Is the Scott McInnis Plagiarism Story going the full Vaughn Ward?
Sources in Colorado Republican circles say it's likely a matter of when, not if, McInnis will exit the race.
"Almost without exception, they think he is done," said one senior Colorado Republican granted anonymity to speak candidly.
"He may be the last one to know it, but he's dead in the water," said another. "It's likely he will resist heavily, but at some point he's got to realize this is a fact of life."
Indeed, the bad headlines keep piling up, including the news that the foundation that paid McInnis to write his now-discredited "musings" on water issues wants their $300K back (which, by our math, adds up to $2,000 per page).

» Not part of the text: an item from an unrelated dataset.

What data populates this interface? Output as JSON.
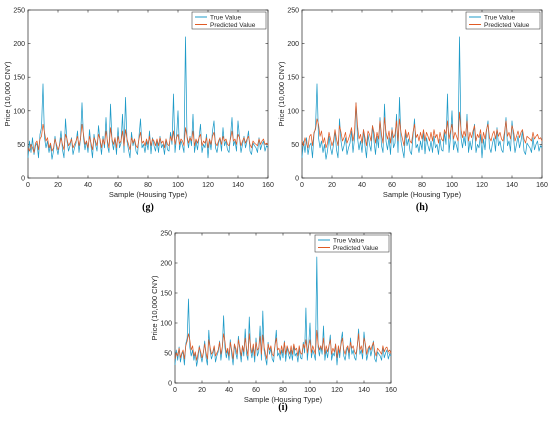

McInnis' efforts to deflect the misdeeds to a researcher are being denied, and the he's also being hit with fresh allegations that a 1994 column he published in the Rocky Mountain News (and later recited on the floor of the House) was in part lifted from a column published in the Washington Post six weeks earlier.

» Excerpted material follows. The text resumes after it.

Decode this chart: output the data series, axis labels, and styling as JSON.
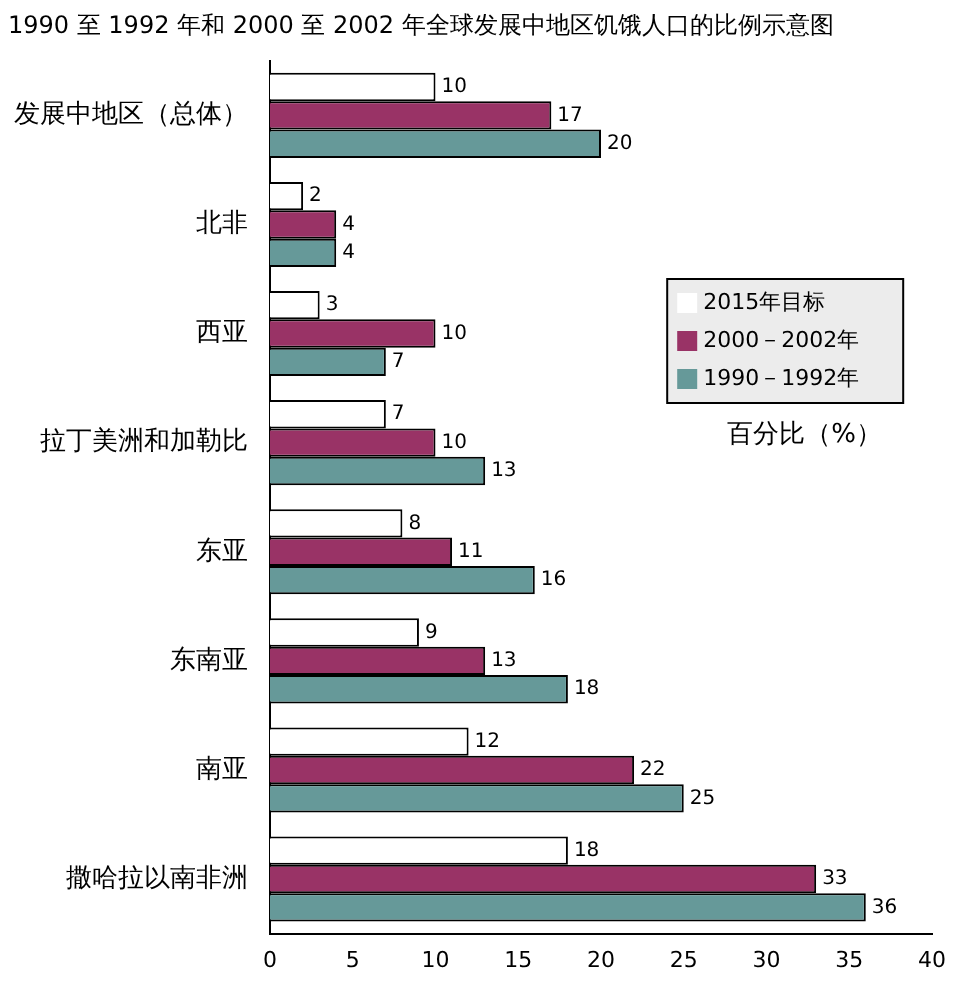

Aaron Blake writes that Colorado Republicans are trying to find out what they can do to replace McInnis with someone more acceptable on the gubernatorial ballot. Without knowing anything about Colorado's election law, the major stumbling block would seem to me to be the fact that they're attempting to replace McInnis after the convention (and filing deadline) but before the primary -- where McInnis' only challenger is the broke-assed Don Maes. My guess is that McInnis would have to win the state's August 10th primary and then drop out in order to be replaced, but perhaps the staffers at the Colorado Republican Party will find a more legally definitive answer.